Au Sénat, le chef de l’État congolais s’est entretenu notamment avec le sénateur républicain Jim Risch et la sénatrice démocrate Jeanne Shaheen. Les discussions ont porté sur la persistance de l’insécurité dans l’Est de la RDC, la mise en œuvre de l’Accord de paix RDC–Rwanda ainsi que sur le renforcement du partenariat stratégique entre Kinshasa et Washington. Les sénateurs ont insisté sur la nécessité de mécanismes de suivi crédibles et vérifiables afin de garantir le respect des engagements pris par les parties.

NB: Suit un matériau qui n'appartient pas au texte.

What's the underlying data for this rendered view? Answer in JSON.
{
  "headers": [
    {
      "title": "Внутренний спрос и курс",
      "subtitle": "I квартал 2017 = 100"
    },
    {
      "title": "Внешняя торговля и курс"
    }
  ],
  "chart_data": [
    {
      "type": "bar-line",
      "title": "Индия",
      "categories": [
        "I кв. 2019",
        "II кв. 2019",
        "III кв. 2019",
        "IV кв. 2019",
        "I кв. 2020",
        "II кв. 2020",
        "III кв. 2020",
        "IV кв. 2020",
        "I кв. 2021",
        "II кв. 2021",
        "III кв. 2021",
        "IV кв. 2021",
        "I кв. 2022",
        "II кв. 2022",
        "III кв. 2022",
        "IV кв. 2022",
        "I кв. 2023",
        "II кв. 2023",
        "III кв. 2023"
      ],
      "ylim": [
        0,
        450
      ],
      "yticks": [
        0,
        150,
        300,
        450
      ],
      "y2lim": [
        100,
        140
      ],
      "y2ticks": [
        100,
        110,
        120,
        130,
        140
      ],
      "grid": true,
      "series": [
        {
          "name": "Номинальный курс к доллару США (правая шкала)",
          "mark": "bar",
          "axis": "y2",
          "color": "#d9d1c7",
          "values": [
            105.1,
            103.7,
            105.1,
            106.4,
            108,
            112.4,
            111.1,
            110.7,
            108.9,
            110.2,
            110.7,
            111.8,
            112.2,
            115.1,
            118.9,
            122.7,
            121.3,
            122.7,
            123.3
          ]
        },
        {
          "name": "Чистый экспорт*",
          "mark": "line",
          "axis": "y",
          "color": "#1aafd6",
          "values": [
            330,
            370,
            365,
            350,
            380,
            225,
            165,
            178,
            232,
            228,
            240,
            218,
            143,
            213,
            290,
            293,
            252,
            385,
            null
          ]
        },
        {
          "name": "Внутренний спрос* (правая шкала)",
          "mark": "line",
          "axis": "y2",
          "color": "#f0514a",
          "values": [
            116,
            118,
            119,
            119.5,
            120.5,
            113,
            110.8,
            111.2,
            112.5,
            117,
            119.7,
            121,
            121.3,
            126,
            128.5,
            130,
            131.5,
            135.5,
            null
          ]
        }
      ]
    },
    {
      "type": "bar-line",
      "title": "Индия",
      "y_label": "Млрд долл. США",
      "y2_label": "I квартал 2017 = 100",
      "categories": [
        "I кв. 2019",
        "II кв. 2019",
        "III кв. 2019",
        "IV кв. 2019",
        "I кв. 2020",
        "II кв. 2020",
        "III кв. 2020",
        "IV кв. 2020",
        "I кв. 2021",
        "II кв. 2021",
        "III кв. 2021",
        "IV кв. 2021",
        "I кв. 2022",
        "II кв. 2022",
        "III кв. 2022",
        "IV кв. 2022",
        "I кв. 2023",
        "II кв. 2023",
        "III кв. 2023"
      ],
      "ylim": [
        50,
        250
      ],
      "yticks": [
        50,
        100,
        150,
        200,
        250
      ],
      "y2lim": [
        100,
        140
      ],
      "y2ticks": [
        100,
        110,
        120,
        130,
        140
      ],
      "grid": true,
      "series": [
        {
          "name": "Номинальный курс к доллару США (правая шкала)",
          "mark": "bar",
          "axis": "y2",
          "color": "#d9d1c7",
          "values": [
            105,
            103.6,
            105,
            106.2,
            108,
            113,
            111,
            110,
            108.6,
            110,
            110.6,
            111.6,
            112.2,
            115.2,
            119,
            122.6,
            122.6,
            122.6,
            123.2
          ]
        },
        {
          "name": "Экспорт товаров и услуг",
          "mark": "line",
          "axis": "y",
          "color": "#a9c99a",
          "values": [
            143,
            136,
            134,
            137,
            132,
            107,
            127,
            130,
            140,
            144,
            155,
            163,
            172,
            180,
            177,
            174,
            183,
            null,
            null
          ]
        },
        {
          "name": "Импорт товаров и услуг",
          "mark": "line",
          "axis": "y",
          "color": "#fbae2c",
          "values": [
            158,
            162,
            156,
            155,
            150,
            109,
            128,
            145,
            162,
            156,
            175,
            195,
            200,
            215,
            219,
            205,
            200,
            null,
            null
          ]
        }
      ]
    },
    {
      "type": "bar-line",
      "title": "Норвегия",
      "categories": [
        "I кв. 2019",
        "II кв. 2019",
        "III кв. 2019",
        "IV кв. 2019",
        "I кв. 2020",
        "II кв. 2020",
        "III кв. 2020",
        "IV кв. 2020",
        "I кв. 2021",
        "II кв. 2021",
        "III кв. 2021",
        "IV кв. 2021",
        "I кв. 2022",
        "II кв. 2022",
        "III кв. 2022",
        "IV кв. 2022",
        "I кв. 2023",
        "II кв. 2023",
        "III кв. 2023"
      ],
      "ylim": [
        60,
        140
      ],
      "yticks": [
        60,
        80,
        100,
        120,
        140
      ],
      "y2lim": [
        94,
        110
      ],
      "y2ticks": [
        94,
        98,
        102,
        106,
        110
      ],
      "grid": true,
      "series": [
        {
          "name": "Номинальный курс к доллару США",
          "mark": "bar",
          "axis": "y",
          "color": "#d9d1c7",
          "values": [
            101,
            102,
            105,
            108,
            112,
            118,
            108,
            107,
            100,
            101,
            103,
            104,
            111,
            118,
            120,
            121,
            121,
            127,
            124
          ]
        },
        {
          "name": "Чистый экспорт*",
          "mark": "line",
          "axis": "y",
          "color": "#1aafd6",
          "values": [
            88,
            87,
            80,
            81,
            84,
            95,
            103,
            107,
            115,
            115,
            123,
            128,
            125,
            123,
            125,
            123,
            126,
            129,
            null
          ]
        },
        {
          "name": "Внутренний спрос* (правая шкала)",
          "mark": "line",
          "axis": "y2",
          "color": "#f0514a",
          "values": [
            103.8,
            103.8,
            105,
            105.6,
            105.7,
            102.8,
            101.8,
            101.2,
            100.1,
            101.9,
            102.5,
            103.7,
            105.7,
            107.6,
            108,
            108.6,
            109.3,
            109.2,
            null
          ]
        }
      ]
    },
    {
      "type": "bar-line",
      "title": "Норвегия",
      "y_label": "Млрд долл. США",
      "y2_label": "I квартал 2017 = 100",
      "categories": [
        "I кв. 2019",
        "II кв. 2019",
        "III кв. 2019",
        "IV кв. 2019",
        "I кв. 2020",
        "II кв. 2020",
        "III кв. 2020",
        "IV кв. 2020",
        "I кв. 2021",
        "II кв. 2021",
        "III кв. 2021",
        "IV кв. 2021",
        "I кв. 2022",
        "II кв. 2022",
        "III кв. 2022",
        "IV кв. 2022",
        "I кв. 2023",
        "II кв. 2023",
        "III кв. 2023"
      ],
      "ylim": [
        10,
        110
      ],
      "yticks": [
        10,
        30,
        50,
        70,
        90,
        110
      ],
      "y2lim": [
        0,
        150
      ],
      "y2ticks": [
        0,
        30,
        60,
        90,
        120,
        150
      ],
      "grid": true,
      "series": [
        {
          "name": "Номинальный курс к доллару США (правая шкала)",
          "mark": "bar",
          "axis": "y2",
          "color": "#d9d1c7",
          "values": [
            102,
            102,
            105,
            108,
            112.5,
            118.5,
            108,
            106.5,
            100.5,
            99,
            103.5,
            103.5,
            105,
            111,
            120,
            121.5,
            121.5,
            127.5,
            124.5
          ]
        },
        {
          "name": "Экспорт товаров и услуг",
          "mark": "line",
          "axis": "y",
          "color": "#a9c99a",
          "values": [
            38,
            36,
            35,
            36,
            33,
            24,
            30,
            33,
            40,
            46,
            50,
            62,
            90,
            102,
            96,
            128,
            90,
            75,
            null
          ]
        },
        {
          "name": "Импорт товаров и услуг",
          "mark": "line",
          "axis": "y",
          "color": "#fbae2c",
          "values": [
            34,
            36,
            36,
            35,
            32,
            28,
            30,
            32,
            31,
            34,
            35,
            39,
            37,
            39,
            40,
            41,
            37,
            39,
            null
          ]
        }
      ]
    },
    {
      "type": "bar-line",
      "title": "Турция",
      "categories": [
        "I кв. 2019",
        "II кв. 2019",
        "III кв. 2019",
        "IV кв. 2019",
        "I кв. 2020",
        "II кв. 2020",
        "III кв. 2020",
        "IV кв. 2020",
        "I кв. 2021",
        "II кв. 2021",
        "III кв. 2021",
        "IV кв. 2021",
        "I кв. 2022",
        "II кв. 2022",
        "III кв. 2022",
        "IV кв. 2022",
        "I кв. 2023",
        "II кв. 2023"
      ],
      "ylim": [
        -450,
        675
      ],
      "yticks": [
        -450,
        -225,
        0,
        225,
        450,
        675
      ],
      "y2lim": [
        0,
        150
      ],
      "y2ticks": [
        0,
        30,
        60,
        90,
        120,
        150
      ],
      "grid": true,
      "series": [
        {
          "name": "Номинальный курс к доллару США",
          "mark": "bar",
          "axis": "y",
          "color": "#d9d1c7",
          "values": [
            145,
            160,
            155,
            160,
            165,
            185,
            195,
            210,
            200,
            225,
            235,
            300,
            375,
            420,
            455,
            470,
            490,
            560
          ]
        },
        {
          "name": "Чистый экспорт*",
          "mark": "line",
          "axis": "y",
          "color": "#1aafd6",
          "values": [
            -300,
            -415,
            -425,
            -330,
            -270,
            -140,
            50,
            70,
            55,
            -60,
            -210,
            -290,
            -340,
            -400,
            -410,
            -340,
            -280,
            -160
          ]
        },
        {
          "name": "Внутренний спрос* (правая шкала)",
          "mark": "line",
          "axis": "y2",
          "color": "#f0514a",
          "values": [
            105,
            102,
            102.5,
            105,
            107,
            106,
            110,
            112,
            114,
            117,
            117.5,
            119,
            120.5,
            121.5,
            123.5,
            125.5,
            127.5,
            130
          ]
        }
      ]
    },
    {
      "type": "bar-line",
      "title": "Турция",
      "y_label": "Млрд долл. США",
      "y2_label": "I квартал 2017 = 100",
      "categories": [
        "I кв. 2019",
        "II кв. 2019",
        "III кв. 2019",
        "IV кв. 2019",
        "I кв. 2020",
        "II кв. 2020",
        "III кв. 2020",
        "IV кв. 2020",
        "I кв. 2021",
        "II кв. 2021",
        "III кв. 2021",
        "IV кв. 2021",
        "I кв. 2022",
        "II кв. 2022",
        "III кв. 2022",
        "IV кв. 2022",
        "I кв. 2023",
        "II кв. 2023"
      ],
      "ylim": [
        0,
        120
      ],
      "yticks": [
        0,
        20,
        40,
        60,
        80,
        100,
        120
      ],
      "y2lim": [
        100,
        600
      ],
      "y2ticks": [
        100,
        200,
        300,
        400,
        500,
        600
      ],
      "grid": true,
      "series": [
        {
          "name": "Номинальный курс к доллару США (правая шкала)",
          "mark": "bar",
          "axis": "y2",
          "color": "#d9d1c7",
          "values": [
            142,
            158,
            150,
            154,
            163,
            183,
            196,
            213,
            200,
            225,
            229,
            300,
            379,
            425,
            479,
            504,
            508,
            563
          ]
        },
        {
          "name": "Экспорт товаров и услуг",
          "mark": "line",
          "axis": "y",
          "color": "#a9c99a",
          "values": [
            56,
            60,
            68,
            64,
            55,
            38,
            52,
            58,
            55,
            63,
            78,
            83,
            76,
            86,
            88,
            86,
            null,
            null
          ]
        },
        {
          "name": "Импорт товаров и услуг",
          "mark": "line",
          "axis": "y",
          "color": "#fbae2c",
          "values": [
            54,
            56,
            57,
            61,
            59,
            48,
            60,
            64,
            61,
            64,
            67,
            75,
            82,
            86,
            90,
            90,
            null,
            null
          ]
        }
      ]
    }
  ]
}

Parallèlement, à la Chambre des représentants, le président Tshisekedi a rencontré les membres de la Commission des affaires étrangères, conduite par son président Brian Mast, en présence des élus Chris Smith, Sarah Jacobs et Gregory Meeks. Les échanges ont notamment abordé l’application de l’Accord de paix de Washington ainsi que le rôle stratégique de la RDC, tant dans la stabilisation de la région des Grands Lacs que dans la transition énergétique mondiale, au regard de ses ressources en minerais critiques.

Dans ce contexte, le républicain Chris Smith, président de la sous-commission Afrique, a appelé l’administration américaine à envisager des sanctions ciblées contre des responsables rwandais pour le non-respect, selon lui, des engagements contenus dans les Accords de Washington signés en décembre 2025 entre la RDC et le Rwanda. Il a souligné la nécessité d’actions concrètes pour garantir la paix et la protection des populations civiles dans l’Est congolais.

Ces échanges traduisent un intérêt accru du Congrès américain pour la situation en RDC et une volonté affichée de suivre de près l’évolution des engagements régionaux, alors que Kinshasa plaide pour une implication internationale plus ferme en faveur d’une paix durable.